The research I conducted this summer as a 2015 Data Science Initiative Fellow focused on the development of algorithms for the calculation of the rates of transitions among spatial configurations of complex biomolecules in molecular dynamics computer simulations. Many chemical properties of biomolecules, such as DNA and proteins, are due to their configurations, i.e. the relative spatial orientation of their atoms. The first project I completed (figure 1) was the development of an algorithm for calculating time correlation functions from Milestoning calculations, a preexisting method for calculating transition rates between configurations by measuring how long it takes the system to transition between hyperplane interfaces in a space of possible configurations. In this case, time correlation functions quantify how long it takes a molecule to “forget” the configuration in which it started, a key insight for comparing configurational data from molecular dynamics simulations with experimental data produced using NMR spectroscopy, one of the best experimental methods for measuring the rates of configurational transitions. The algorithm is based on carrying out random walks along a discrete configuration space graph, and generating time-dependent probability distributions of being at each vertex from the random walks. This is the first time that an algorithm for calculating time correlation functions from Milestoning data has ever been devised.
The second method developed is an algorithm for a fully automated method for both finding the physically important regions of a molecule’s configuration space, and defining the milestone hyperplanes which best serve to bound these regions. It is often the case that only one configuration of a biomolecule of interest, typically obtained from x-ray crystallography experiments, is known. This known configuration can be used as a starting point for molecular dynamics simulations in order to determine other possible configurations of the molecule, but the molecular motions from these simulations are often too complex for a human to recognize the important configurational changes, let alone define the milestone hyperplanes in the space that best capture the transitions.

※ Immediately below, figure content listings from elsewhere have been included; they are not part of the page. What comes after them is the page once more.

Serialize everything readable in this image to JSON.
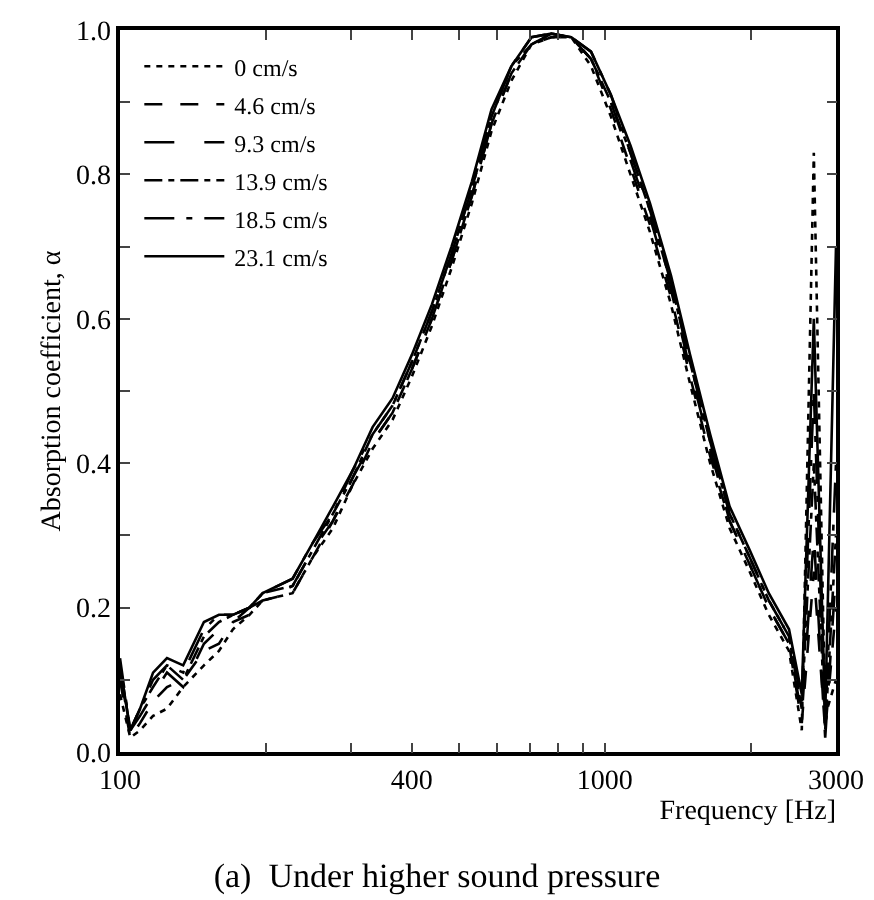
{
  "chart_data": {
    "type": "line",
    "title": "(a)  Under higher sound pressure",
    "xlabel": "Frequency [Hz]",
    "ylabel": "Absorption coefficient, α",
    "log": "x",
    "legend": "top left",
    "grid": false,
    "marker": "none",
    "xlim": [
      100,
      3000
    ],
    "xticks": [
      100,
      {
        "value": 200,
        "label": null
      },
      {
        "value": 300,
        "label": null
      },
      400,
      {
        "value": 500,
        "label": null
      },
      {
        "value": 600,
        "label": null
      },
      {
        "value": 700,
        "label": null
      },
      {
        "value": 800,
        "label": null
      },
      {
        "value": 900,
        "label": null
      },
      1000,
      {
        "value": 2000,
        "label": null
      },
      3000
    ],
    "ylim": [
      0,
      1
    ],
    "yticks": [
      {
        "value": 0,
        "label": "0.0"
      },
      {
        "value": 0.1,
        "label": null
      },
      {
        "value": 0.2,
        "label": "0.2"
      },
      {
        "value": 0.3,
        "label": null
      },
      {
        "value": 0.4,
        "label": "0.4"
      },
      {
        "value": 0.5,
        "label": null
      },
      {
        "value": 0.6,
        "label": "0.6"
      },
      {
        "value": 0.7,
        "label": null
      },
      {
        "value": 0.8,
        "label": "0.8"
      },
      {
        "value": 0.9,
        "label": null
      },
      {
        "value": 1,
        "label": "1.0"
      }
    ],
    "x": [
      100,
      105,
      110,
      117,
      125,
      135,
      149,
      160,
      171,
      185,
      197,
      227,
      250,
      275,
      302,
      332,
      365,
      400,
      440,
      483,
      532,
      584,
      642,
      706,
      776,
      853,
      937,
      1030,
      1130,
      1240,
      1370,
      1500,
      1650,
      1810,
      1990,
      2180,
      2400,
      2550,
      2700,
      2850,
      3000
    ],
    "series": [
      {
        "name": "0 cm/s",
        "color": "#000000",
        "line_style": "dotted",
        "values": [
          0.08,
          0.02,
          0.03,
          0.05,
          0.06,
          0.09,
          0.12,
          0.14,
          0.17,
          0.19,
          0.21,
          0.22,
          0.27,
          0.31,
          0.37,
          0.42,
          0.46,
          0.52,
          0.59,
          0.67,
          0.76,
          0.86,
          0.93,
          0.98,
          0.99,
          0.99,
          0.95,
          0.88,
          0.8,
          0.72,
          0.62,
          0.51,
          0.4,
          0.31,
          0.25,
          0.19,
          0.14,
          0.03,
          0.83,
          0.05,
          0.1
        ]
      },
      {
        "name": "4.6 cm/s",
        "color": "#000000",
        "line_style": "dash",
        "values": [
          0.1,
          0.02,
          0.04,
          0.07,
          0.09,
          0.1,
          0.14,
          0.15,
          0.18,
          0.19,
          0.21,
          0.22,
          0.27,
          0.32,
          0.37,
          0.43,
          0.47,
          0.53,
          0.6,
          0.68,
          0.77,
          0.87,
          0.94,
          0.98,
          0.99,
          0.99,
          0.96,
          0.89,
          0.81,
          0.73,
          0.63,
          0.52,
          0.41,
          0.32,
          0.26,
          0.2,
          0.15,
          0.04,
          0.25,
          0.03,
          0.2
        ]
      },
      {
        "name": "9.3 cm/s",
        "color": "#000000",
        "line_style": "longdash",
        "values": [
          0.11,
          0.03,
          0.05,
          0.08,
          0.11,
          0.09,
          0.15,
          0.17,
          0.18,
          0.2,
          0.21,
          0.23,
          0.28,
          0.32,
          0.38,
          0.43,
          0.47,
          0.53,
          0.6,
          0.68,
          0.77,
          0.87,
          0.94,
          0.98,
          0.995,
          0.99,
          0.96,
          0.9,
          0.82,
          0.74,
          0.64,
          0.53,
          0.42,
          0.32,
          0.26,
          0.2,
          0.15,
          0.05,
          0.3,
          0.02,
          0.25
        ]
      },
      {
        "name": "13.9 cm/s",
        "color": "#000000",
        "line_style": "dashdot",
        "values": [
          0.12,
          0.03,
          0.06,
          0.09,
          0.12,
          0.1,
          0.16,
          0.18,
          0.19,
          0.2,
          0.22,
          0.23,
          0.28,
          0.33,
          0.38,
          0.44,
          0.48,
          0.54,
          0.61,
          0.69,
          0.78,
          0.88,
          0.95,
          0.98,
          0.995,
          0.99,
          0.96,
          0.9,
          0.83,
          0.75,
          0.65,
          0.54,
          0.43,
          0.33,
          0.27,
          0.21,
          0.16,
          0.06,
          0.4,
          0.03,
          0.3
        ]
      },
      {
        "name": "18.5 cm/s",
        "color": "#000000",
        "line_style": "longdashdot",
        "values": [
          0.13,
          0.03,
          0.06,
          0.1,
          0.12,
          0.11,
          0.17,
          0.19,
          0.19,
          0.2,
          0.22,
          0.24,
          0.29,
          0.33,
          0.39,
          0.44,
          0.48,
          0.54,
          0.61,
          0.69,
          0.78,
          0.88,
          0.95,
          0.99,
          0.995,
          0.99,
          0.97,
          0.91,
          0.83,
          0.75,
          0.65,
          0.54,
          0.43,
          0.33,
          0.27,
          0.21,
          0.16,
          0.07,
          0.5,
          0.04,
          0.4
        ]
      },
      {
        "name": "23.1 cm/s",
        "color": "#000000",
        "line_style": "solid",
        "values": [
          0.12,
          0.03,
          0.06,
          0.11,
          0.13,
          0.12,
          0.18,
          0.19,
          0.19,
          0.2,
          0.22,
          0.24,
          0.29,
          0.34,
          0.39,
          0.45,
          0.49,
          0.55,
          0.62,
          0.7,
          0.79,
          0.89,
          0.95,
          0.99,
          0.995,
          0.99,
          0.97,
          0.91,
          0.84,
          0.76,
          0.66,
          0.55,
          0.44,
          0.34,
          0.28,
          0.22,
          0.17,
          0.08,
          0.6,
          0.05,
          0.7
        ]
      }
    ]
  }
}
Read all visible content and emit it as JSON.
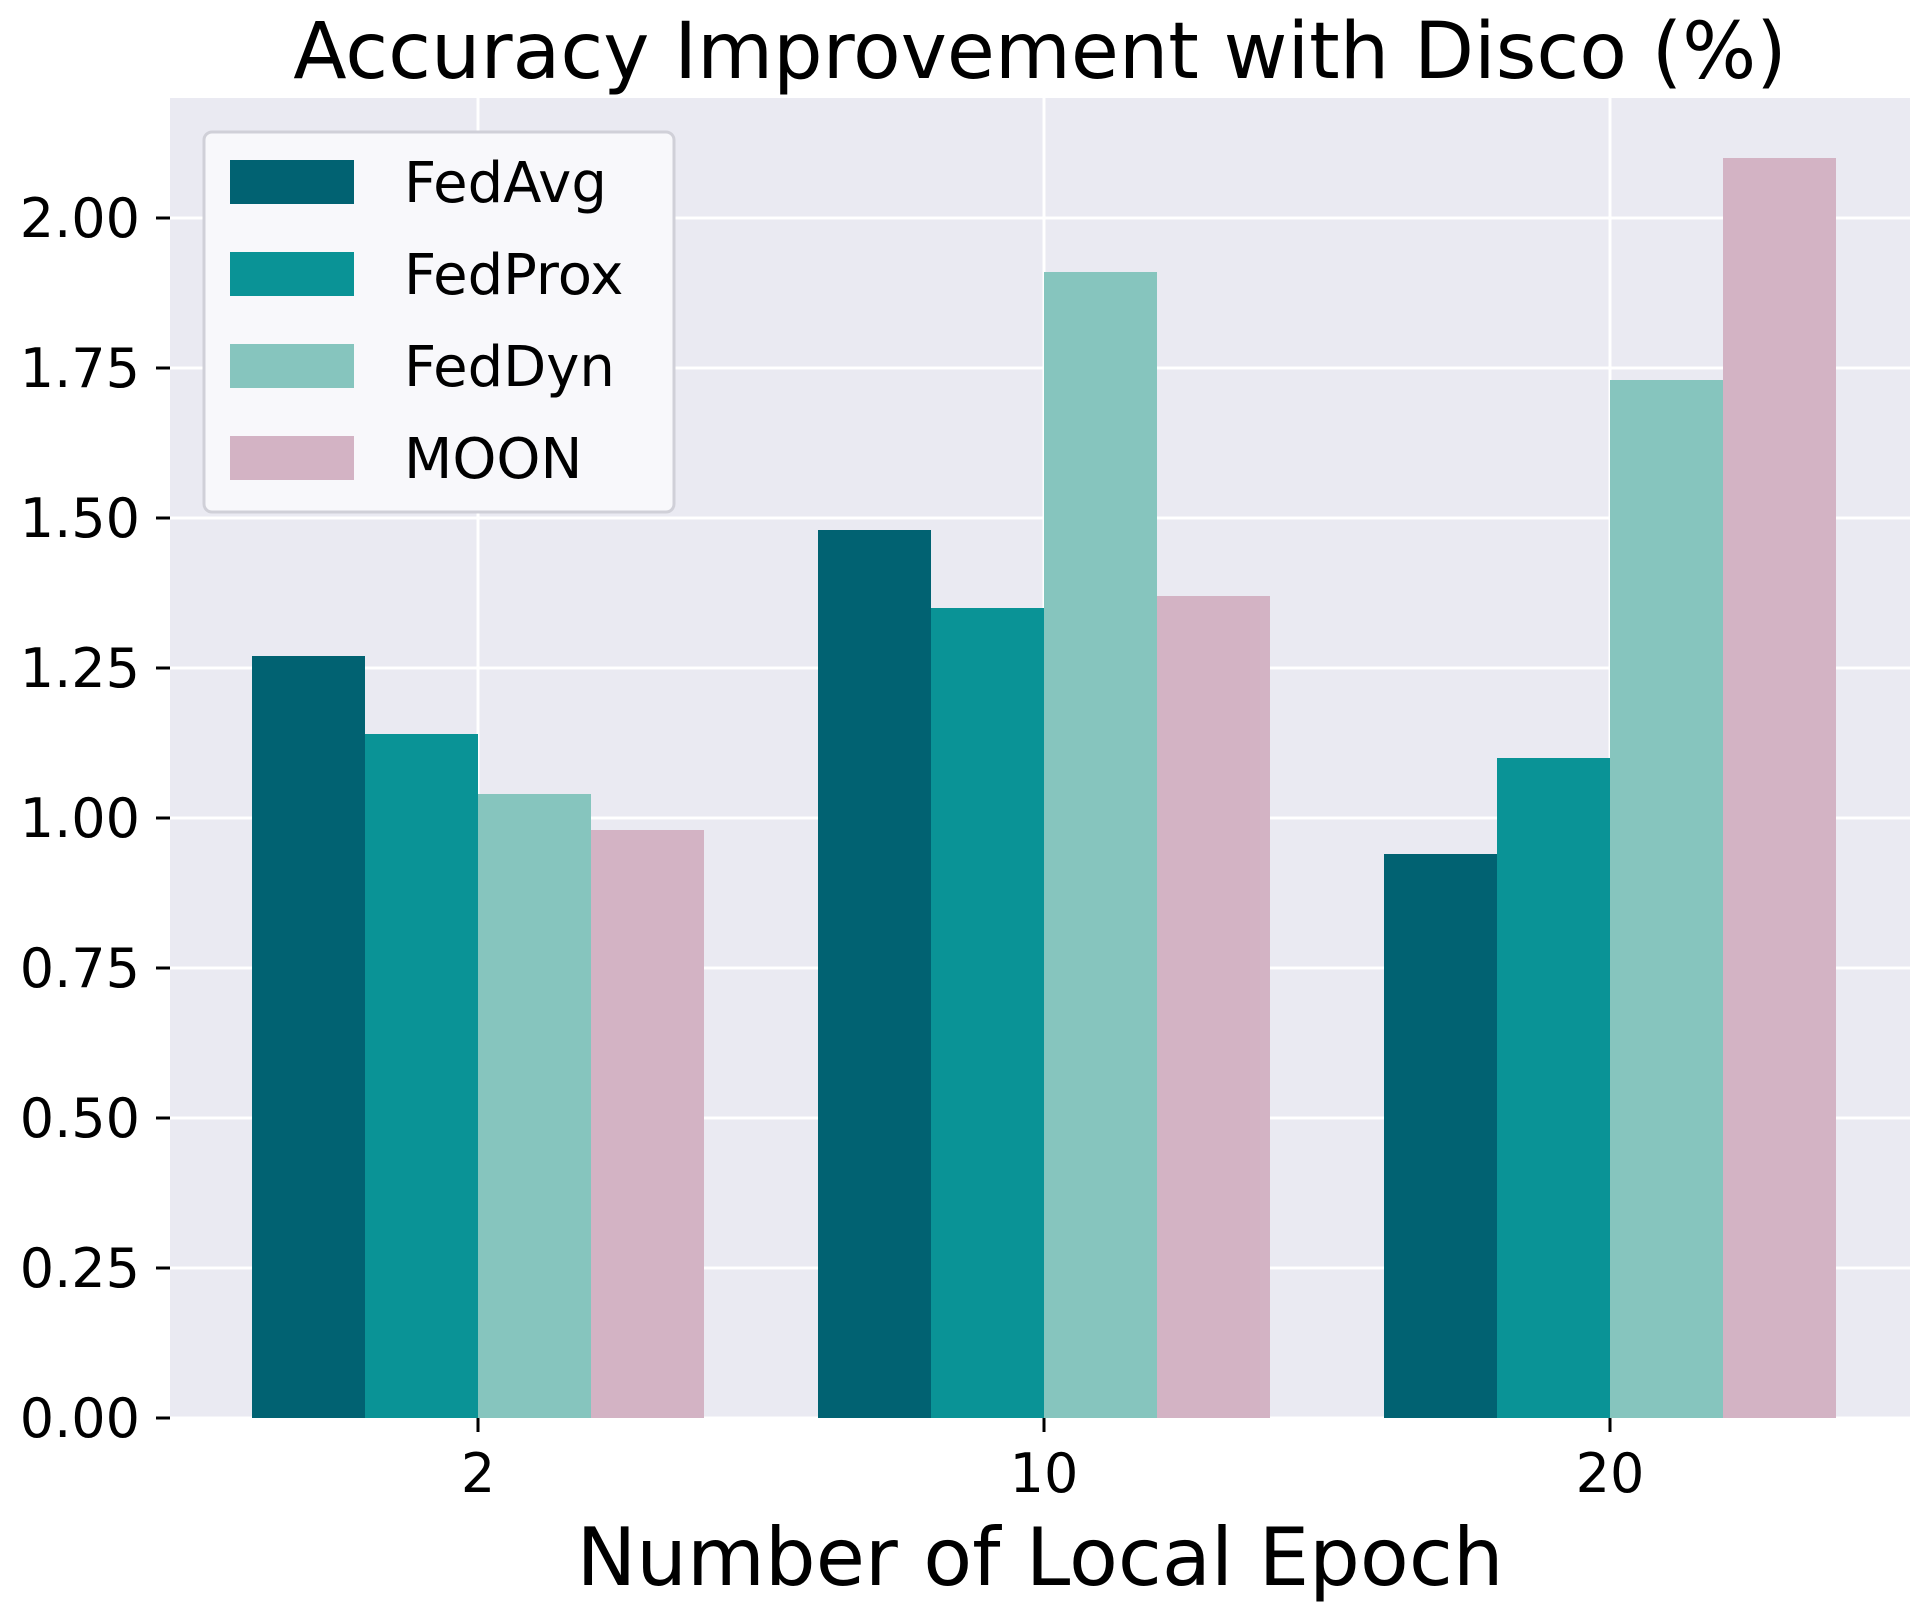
{
  "chart_data": {
    "type": "bar",
    "title": "Accuracy Improvement with Disco (%)",
    "xlabel": "Number of Local Epoch",
    "ylabel": "",
    "categories": [
      "2",
      "10",
      "20"
    ],
    "series": [
      {
        "name": "FedAvg",
        "values": [
          1.27,
          1.48,
          0.94
        ],
        "color": "#016272"
      },
      {
        "name": "FedProx",
        "values": [
          1.14,
          1.35,
          1.1
        ],
        "color": "#0a9396"
      },
      {
        "name": "FedDyn",
        "values": [
          1.04,
          1.91,
          1.73
        ],
        "color": "#86c5be"
      },
      {
        "name": "MOON",
        "values": [
          0.98,
          1.37,
          2.1
        ],
        "color": "#d3b3c4"
      }
    ],
    "ylim": [
      0,
      2.2
    ],
    "yticks": [
      "0.00",
      "0.25",
      "0.50",
      "0.75",
      "1.00",
      "1.25",
      "1.50",
      "1.75",
      "2.00"
    ],
    "grid": true,
    "legend_position": "top-left",
    "background_color": "#eaeaf2",
    "grid_color": "#ffffff"
  }
}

Motivated by this, an algorithm was devised which consists of two subroutines, first a search of the configuration space (figure 2), where mutually repulsive clones of the system explore the space, and second a milestone designation step (figure 3), where the superior pattern recognition capabilities of machine learning are harnessed to first define clusters of the computer-generated configurations and then define hyperplane interfaces between these clusters to be used as milestones. Figure 2 shows the configuration search step, where a search in configuration space is modeled as a two dimensional potential. This is akin to randomly kicking a ball around a landscape, where raising the temperature is analogous to increasing the strength of the kicks. The mutually repulsive clone exploration step outperformed both the unassisted sampling and the sampling run at an artificially high temperature, by exploring the entire space without blurring out the distinct configurational subspaces of similar configuration (latitude and longitude) and energy (elevation). Figure 3 shows the milestone designation step on both our two dimensional model system and our molecular system, alanine dipeptide. While a clustering algorithm was able to distinguish the 10 different configurational subspaces (top left) that define the configuration space graph shown top right, the elevated temperature configuration data yielded just three subspaces (not shown). For the molecular system, a three dimensional configuration space, composed of the distances between the carbon atoms shown in blue, green, and red, was devised (bottom left). The molecular dynamics governing the configurational fluctuations of this system were then simulated, and these pairwise distances were outputted. Shown bottom right is the result of using a clustering algorithm to group the points into distinct sets, the interfaces between which could then be used in Milestoning simulations.
This project has served to lay some theoretical groundwork and proof of concept for a fully automated machine learning-based method for calculating configurational kinetics from molecular dynamics simulations. The next step is to develop a full software implementation suitable for large scale simulations of complex biomolecules comprised of thousands of atoms. I am incredibly grateful to Prof. Andricioaei and Prof. Butts for their advisement on this project, and to the Data Science Initiative for providing me the opportunity to begin this pathway of scientific inquiry, which I plan to pursue further in the near future.